Construida sin un clavo ni un plano
La historia del edificio es tan sorprendente como su función. Un primer dzong se alzaba en la altura vecina ya en 1216; el edificio actual desciende de aquel que hizo construir en 1641 Zhabdrung Ngawang Namgyal, el unificador de Bután. Destruido por el fuego en varias ocasiones, gravemente sacudido por el seísmo de 1897, fue cada vez levantado de nuevo.
Fue el tercer rey, Jigme Dorji Wangchuck, quien le dio su forma monumental actual. Tras trasladar la capital de Punakha a Timbu en 1952, hizo reconstruir y ampliar el dzong entre 1962 y 1968. La obra se llevó a cabo según los métodos tradicionales butaneses: sin un solo clavo, y sin planos escritos. Un edificio que debía encarnar un Estado en vías de modernización fue así erigido de memoria y de saber hacer, por maestros carpinteros que llevaban la arquitectura en sus gestos más que sobre el papel. Solo la torre central, el utse, y dos templos subsisten del antiguo dzong.

Un poder que cambia de dzong con las estaciones
El rasgo más singular permanece invisible en una fotografía: el poder butanés se desplaza al ritmo de las estaciones. Cada verano, el cuerpo monástico central reside en Timbu, en el Tashichho Dzong; cada invierno, vuelve a bajar hacia la dulzura de Punakha, la antigua capital, y su dzong asentado en la confluencia de dos ríos.
Punakha no es un simple lugar de repliegue. Es allí donde fue coronado, en 1907, el primer rey de la actual dinastía; es allí también donde el actual soberano celebró su boda, en 2011. Bután posee así no una sede del poder, sino dos, entre las cuales la más alta autoridad religiosa migra como lo hacían antaño las cortes. El poder, aquí, no está fijado a una piedra: sigue el clima.

El rey gobierna aquí, pero vive en otra parte
Merece señalarse una última discreción. Este dzong imponente no es la casa del rey. El soberano gobierna desde la fortaleza, pero reside en un palacio vecino, de dimensiones mucho más modestas, el palacio de Lingkana, muy cerca del recinto. La grandeza está reservada al lugar del poder compartido; la vida privada, en cambio, se mantiene aparte y sin fasto. En un reino que eligió, en 2008, darse a sí mismo una constitución y una democracia, esa contención no es un detalle: dice una cierta idea del ejercicio del poder.

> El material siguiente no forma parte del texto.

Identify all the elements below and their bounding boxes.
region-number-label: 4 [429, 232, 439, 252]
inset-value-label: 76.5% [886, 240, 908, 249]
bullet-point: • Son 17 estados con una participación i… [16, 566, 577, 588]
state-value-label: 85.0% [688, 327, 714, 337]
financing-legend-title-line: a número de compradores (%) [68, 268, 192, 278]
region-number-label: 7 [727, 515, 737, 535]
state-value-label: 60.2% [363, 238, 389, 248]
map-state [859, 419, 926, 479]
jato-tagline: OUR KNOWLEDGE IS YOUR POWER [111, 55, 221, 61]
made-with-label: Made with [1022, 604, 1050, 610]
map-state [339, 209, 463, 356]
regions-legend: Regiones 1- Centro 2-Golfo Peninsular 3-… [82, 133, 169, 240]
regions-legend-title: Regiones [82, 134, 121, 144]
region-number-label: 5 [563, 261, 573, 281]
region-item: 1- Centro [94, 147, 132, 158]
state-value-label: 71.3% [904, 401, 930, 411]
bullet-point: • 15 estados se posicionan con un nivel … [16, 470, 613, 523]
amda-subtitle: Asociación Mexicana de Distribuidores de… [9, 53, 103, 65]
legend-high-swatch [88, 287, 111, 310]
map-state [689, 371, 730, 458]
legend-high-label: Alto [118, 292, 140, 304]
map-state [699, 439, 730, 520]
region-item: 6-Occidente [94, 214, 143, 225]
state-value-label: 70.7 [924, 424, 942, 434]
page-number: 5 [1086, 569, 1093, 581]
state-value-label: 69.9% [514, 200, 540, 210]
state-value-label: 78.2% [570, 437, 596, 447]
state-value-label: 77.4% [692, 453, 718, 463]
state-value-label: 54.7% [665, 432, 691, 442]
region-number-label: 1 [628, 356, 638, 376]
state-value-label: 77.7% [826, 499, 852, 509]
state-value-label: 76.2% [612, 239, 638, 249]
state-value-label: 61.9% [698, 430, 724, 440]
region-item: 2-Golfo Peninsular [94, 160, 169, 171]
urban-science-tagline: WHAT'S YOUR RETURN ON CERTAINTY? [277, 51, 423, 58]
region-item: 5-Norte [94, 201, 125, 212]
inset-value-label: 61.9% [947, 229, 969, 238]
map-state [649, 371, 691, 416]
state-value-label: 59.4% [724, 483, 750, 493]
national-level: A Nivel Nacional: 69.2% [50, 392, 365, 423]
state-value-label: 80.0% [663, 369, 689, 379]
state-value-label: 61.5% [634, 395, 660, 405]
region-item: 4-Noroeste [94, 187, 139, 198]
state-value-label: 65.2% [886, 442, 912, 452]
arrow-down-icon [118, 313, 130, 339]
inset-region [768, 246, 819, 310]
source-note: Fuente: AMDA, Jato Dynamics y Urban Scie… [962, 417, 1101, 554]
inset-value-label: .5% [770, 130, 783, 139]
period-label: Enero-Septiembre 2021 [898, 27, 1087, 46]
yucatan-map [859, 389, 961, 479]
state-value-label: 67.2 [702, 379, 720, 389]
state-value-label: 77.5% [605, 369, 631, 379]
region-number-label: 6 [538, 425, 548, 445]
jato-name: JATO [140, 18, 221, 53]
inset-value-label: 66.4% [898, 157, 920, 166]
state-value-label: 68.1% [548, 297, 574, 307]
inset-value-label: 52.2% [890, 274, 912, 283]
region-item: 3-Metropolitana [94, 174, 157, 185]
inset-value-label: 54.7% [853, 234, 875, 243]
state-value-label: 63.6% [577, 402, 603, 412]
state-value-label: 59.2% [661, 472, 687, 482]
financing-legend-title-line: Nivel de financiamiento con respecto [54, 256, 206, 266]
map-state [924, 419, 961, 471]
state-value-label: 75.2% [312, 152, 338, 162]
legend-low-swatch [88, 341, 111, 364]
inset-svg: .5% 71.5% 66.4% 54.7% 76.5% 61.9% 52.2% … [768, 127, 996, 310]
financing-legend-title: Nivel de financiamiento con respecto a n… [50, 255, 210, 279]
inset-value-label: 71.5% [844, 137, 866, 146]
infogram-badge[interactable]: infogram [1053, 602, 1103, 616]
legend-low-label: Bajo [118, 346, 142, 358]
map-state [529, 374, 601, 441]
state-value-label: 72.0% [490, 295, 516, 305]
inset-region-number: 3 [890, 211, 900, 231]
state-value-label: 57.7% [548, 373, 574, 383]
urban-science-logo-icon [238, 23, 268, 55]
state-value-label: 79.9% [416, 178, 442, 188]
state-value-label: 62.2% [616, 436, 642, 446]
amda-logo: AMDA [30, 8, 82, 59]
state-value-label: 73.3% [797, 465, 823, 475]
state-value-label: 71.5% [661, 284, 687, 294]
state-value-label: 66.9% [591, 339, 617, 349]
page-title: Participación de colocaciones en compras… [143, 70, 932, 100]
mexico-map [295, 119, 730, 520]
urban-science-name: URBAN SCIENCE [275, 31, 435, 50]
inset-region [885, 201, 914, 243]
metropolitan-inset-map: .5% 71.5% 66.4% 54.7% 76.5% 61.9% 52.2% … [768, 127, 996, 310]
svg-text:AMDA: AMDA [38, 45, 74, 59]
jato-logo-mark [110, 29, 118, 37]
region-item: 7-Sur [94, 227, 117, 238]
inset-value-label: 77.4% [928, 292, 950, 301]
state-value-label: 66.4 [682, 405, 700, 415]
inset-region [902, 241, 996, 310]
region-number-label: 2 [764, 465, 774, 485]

El Tashichho Dzong no es un palacio que se visita por sus oros, sino un lugar que se comprende por lo que reúne. Bajo sus techos dorados, un rey gobierna, unos ministros trabajan, unos monjes rezan, y una vez al año todo un pueblo entra a bailar en el patio. Fue levantado sin un clavo tras cada incendio, y el poder que alberga baja todavía, cada invierno, hacia otro valle. Pocas naciones alojan así, en un solo recinto, su Estado, su fe y su memoria. Bután ha hecho de su fortaleza la casa común de todo lo que, en otros lugares, se separa.